Gençleşme benimsendi ve hızla yayıldı. Barack Obama 46 yaşında
ABD Başkanı oldu. José Luis Zapatero 45 yaşında İspanya’nın,
David Cameron ise 44 yaşında İngiltere’nin başbakanı
seçildiler. Almanya’nın Cumhurbaşkanı Christian Wulff ise 49
yaşında. Demokrasinin hüküm sürdüğü memleketlerde 20 yıl
içinde toplumlara liderlik edenlerin yaş ortalaması 65’lerden
45’lere düştü.
Gençleşme elbette siyasetle, devlet yönetimleriyle sınırlı
kalmadı. İş hayatında, bilimde-sanatta ve sivil toplum
örgütlenmelerinde de gençlerin rolü güçlendi. Artık
uluslararası şirketlerin icra kurullarında, üst yönetim
birimlerinde 50 yaşın üstündekiler istisna kabilinde. Artık
milyar dolarlık bütçelere ve canalıcı kararlara 30-35
yaşındakiler hükmediyor...
Doğu toplumlarında işler pek öyle yürümüyor. Hala ak
saçlılar-ak sakallılar hegamonyası var.
Sovyetler yıkıldığında, başta Rusya olmak üzere bütün birlik
cumhuriyetlerinde genç Komsomol kadroları yaşlı Kömünist Parti
kadrolarından azade bir düzen kurmak için hamle yapmıştı.

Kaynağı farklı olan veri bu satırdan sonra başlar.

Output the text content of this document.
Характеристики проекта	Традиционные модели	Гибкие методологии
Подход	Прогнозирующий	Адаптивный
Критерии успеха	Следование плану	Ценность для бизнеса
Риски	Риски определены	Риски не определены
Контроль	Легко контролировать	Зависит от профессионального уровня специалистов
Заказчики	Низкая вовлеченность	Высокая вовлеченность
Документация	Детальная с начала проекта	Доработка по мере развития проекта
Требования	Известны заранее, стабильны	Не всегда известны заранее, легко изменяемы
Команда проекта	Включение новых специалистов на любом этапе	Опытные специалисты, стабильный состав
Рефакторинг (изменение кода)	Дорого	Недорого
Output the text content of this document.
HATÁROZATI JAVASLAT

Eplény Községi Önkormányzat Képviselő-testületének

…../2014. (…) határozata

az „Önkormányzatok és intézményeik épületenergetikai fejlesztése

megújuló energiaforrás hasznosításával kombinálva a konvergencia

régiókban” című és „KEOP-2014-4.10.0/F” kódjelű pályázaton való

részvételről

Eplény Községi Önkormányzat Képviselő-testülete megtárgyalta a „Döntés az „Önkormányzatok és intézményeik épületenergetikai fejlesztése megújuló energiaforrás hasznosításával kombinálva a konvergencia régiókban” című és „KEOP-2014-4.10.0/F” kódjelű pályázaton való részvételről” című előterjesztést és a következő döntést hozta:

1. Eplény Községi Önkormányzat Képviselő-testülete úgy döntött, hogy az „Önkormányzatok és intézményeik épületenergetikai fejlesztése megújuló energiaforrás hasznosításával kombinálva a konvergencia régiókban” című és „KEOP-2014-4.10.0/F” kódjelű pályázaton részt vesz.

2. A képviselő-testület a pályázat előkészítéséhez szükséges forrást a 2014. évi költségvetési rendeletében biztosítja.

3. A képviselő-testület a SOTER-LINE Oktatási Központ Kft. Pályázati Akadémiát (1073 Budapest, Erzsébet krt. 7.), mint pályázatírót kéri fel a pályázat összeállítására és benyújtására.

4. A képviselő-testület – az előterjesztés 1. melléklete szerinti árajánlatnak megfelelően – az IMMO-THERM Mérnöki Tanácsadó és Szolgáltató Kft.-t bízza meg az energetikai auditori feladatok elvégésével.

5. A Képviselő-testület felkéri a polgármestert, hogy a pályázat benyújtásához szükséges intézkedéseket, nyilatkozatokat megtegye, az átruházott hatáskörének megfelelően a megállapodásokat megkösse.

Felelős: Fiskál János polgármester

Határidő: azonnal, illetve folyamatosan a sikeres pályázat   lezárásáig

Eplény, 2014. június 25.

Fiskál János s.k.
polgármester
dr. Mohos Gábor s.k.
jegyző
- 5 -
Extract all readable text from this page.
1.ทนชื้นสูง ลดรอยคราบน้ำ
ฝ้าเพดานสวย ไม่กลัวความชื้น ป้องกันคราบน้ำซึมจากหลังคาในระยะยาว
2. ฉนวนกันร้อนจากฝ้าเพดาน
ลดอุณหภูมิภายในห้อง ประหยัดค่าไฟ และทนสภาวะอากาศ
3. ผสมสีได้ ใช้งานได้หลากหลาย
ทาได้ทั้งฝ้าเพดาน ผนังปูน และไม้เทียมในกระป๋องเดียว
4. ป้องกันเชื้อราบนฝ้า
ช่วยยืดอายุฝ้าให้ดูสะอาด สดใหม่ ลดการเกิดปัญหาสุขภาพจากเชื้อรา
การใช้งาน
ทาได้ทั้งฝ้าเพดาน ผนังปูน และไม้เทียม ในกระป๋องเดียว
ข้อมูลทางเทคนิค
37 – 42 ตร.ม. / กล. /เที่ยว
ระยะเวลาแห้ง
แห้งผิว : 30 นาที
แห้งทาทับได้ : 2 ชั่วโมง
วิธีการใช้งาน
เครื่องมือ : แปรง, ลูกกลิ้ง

Başlarda etkili de olmuşlardı. Ama eski kurtlar kısa sürede
toparlanıp duruma hakim oldular ve gençleri çırak çıkardılar.
Yine de, birçok yerde gençlerin hiç değil de “ortak” statüsüne
yükseldiğini belirtmeliyiz. Aşağıda belirteceğim üzere,
Abhazya’da olduğu gibi bazı yerlerde de gençlik galebe
çalmıştır.
Yönetim erkini babadan oğula devralanları saymazsak, henüz
Doğu’da gençlere Batı kadar prim verilmemektedir. Doğu’da,
hala geçmişi bilmek geleceği hayal etmekten daha ağır
basmaktadır.
Kafkas toplumlarında durum nedir? Kafkasya’da ve diyasporada...
Ben, nistpeten bildiğim Abhazları anlatayım. Önce anavatandan
başlayayım;
Abhazya’da V. Ardzınba Parlamento Başkanı sıfatıyla
Abhazya’nın en üst siyasi postuna oturduğunda 44 yaşındaydı.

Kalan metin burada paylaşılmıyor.